We’ll definitely be taking a journey through those first three books – Interview with the Vampire, The Vampire Lestat, and Queen of the Damned – with summary and analysis, and most likely the two major films based on the first and third entries as well (hint: one of them is great fun, and the other one induces great deals of rage). Beyond that? I suppose it’ll be up to you, readers. I am fully prepared to go to war through the whole damn thing, being well familiar with the principle of “I’ll suffer and report back so that you don’t have to.” We’ll cross that bridge when we get to it. In the meantime, here’s to a new experiment!
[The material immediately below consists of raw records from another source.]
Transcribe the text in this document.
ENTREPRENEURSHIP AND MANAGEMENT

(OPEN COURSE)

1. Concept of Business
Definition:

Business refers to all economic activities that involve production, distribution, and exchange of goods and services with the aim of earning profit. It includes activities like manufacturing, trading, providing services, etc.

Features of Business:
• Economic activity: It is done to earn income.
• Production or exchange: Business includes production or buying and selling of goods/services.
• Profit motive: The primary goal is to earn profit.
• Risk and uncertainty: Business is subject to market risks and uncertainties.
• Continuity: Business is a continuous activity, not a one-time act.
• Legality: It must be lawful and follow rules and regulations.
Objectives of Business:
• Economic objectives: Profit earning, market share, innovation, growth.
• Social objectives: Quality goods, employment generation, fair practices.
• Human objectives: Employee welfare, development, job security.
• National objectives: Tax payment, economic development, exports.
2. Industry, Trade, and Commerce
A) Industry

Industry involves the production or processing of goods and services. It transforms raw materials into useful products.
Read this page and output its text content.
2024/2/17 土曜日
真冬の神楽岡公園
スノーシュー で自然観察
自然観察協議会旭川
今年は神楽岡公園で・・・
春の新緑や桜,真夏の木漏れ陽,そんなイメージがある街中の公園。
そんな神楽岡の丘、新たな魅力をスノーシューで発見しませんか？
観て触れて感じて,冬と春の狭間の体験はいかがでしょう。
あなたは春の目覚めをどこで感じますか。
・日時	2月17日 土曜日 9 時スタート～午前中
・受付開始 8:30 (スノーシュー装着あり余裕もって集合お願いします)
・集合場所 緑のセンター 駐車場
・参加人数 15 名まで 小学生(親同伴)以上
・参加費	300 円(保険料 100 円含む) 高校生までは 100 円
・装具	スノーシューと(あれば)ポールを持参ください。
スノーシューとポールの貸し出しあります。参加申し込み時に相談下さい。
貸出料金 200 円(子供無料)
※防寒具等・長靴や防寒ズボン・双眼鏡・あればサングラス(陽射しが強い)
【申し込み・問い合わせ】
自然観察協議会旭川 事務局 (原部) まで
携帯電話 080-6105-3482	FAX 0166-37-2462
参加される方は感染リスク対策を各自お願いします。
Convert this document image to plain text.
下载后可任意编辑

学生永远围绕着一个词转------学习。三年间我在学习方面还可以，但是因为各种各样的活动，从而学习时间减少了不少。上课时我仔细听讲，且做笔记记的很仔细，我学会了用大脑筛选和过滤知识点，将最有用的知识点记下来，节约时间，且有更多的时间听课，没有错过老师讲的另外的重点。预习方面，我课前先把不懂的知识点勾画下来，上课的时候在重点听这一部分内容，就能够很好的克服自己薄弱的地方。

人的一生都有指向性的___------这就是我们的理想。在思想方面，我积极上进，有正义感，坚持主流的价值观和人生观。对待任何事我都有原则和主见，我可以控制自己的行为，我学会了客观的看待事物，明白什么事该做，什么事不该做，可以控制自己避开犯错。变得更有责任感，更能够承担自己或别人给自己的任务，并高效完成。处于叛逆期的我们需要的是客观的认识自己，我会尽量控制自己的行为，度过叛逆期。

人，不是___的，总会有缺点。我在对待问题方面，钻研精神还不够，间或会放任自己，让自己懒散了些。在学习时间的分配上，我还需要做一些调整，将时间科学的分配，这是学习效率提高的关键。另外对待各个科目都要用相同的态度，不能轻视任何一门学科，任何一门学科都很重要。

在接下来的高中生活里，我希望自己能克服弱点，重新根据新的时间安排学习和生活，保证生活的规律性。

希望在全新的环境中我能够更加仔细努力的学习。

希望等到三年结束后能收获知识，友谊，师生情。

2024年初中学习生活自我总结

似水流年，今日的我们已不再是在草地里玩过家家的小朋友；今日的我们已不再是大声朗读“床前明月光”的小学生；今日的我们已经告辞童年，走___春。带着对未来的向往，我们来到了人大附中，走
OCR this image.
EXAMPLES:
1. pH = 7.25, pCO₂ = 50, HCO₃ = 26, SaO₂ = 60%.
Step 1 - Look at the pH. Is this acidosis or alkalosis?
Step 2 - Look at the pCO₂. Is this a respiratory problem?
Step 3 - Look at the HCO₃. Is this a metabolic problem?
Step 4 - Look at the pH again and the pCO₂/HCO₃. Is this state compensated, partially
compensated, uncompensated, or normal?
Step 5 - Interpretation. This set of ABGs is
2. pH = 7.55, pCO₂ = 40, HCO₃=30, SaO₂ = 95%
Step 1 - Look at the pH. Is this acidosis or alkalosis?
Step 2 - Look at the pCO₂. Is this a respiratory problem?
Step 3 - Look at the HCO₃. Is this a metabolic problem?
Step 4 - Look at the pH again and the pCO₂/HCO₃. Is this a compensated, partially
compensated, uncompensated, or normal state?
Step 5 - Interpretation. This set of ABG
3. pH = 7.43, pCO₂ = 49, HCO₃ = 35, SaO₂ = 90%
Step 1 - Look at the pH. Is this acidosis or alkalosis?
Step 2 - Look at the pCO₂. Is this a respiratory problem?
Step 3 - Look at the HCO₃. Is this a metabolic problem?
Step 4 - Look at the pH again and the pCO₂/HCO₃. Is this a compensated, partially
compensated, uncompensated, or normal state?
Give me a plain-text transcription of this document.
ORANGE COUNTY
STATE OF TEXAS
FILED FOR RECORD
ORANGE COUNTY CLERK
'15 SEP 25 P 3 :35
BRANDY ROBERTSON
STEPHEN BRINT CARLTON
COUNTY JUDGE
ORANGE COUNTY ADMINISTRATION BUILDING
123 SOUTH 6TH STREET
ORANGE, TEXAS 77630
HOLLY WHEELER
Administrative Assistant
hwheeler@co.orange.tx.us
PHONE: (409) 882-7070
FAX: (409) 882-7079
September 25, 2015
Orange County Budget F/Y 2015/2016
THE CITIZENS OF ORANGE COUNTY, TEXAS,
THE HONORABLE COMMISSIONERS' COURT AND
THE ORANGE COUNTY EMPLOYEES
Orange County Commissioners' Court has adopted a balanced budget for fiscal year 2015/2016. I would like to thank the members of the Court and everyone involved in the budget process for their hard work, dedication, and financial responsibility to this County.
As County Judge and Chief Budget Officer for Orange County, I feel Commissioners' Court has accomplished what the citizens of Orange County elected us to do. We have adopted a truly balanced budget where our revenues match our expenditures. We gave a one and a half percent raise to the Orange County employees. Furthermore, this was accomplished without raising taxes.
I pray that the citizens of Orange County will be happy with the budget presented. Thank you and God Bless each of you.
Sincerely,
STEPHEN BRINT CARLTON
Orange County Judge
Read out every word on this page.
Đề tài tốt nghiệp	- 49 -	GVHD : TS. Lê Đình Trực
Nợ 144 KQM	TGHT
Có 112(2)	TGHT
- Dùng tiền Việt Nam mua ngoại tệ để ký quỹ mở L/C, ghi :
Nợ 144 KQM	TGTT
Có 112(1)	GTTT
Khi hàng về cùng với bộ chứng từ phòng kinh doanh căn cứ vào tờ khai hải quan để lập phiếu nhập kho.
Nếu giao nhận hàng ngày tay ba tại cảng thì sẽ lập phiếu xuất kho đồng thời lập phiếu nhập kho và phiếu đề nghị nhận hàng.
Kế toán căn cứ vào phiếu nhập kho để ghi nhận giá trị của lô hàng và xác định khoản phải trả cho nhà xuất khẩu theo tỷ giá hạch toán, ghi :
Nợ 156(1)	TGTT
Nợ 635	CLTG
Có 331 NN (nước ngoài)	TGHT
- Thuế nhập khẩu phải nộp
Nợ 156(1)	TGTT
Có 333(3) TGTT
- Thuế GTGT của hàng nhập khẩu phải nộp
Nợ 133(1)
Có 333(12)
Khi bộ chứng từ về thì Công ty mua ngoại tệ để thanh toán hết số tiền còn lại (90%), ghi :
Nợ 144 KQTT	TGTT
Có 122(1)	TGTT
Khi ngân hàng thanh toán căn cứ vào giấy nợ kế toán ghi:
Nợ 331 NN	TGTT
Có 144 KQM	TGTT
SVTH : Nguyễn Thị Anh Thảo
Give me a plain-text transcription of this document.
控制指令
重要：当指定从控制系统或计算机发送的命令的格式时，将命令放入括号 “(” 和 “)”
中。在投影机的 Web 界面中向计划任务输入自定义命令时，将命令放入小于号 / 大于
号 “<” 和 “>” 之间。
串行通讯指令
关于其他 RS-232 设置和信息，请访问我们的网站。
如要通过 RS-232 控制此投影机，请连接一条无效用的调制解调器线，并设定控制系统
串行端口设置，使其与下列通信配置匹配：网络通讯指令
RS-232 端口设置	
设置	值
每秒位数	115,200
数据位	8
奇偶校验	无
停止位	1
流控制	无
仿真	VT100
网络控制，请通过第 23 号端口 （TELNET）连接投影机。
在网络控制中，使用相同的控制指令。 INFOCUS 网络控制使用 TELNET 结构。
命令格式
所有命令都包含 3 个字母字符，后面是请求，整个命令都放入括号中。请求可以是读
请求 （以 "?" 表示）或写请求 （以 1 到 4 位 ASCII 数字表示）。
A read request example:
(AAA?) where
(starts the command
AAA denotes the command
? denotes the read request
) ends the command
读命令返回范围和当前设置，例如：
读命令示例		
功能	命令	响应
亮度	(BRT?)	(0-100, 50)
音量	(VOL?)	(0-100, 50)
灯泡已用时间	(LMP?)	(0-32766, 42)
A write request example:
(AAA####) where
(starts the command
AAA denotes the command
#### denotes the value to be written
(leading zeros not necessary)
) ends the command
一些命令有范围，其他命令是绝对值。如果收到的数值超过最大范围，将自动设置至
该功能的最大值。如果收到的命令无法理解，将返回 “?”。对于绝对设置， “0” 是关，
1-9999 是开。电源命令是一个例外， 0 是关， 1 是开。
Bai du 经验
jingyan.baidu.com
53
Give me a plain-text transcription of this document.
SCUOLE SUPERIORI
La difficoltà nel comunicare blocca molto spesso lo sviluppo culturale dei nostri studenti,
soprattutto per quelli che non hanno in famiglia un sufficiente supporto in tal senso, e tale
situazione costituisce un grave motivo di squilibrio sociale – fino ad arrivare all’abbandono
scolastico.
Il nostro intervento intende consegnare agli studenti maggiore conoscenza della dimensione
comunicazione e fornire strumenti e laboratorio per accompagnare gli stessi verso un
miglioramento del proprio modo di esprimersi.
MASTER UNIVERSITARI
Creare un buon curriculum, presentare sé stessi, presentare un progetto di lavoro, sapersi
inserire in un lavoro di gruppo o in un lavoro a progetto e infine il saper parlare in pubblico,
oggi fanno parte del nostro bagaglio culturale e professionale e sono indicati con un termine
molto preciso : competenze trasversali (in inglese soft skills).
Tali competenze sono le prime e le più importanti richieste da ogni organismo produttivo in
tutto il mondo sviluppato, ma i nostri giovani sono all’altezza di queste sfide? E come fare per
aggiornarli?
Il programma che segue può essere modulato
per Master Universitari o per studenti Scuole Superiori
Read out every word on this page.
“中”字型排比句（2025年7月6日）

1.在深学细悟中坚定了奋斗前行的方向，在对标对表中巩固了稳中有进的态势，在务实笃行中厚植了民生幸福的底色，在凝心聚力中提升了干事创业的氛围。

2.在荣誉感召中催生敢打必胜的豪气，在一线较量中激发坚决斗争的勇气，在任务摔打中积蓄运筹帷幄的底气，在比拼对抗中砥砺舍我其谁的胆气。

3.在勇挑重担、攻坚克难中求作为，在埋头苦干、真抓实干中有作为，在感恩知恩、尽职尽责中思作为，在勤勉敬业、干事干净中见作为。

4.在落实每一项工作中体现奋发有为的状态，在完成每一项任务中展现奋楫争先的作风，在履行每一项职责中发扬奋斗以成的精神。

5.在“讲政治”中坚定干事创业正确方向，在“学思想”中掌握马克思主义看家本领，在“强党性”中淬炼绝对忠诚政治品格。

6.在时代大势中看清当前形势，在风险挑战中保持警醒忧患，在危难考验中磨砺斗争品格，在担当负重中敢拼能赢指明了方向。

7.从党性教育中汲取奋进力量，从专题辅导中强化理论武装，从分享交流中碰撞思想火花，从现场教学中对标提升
I have a certain amount of sympathy (though not really support) for authors who decide to go all anti-modern and insist the text is their private property while the audience’s role is to sit there and interrogate it from the proscribed perspective. However, there must be better ways to express that than threatening kids looking for their own voice and making absolutely no money doing so. I’m sorry you had to go through that.
I mean, as an author I can understand feeling protective of how people view your work, but….that’s just not what culture *is* anymore, and to an extent a person can only let their stance be known and then roll with what comes. And TERRORIZING ONE’S FANS is beyond the pale.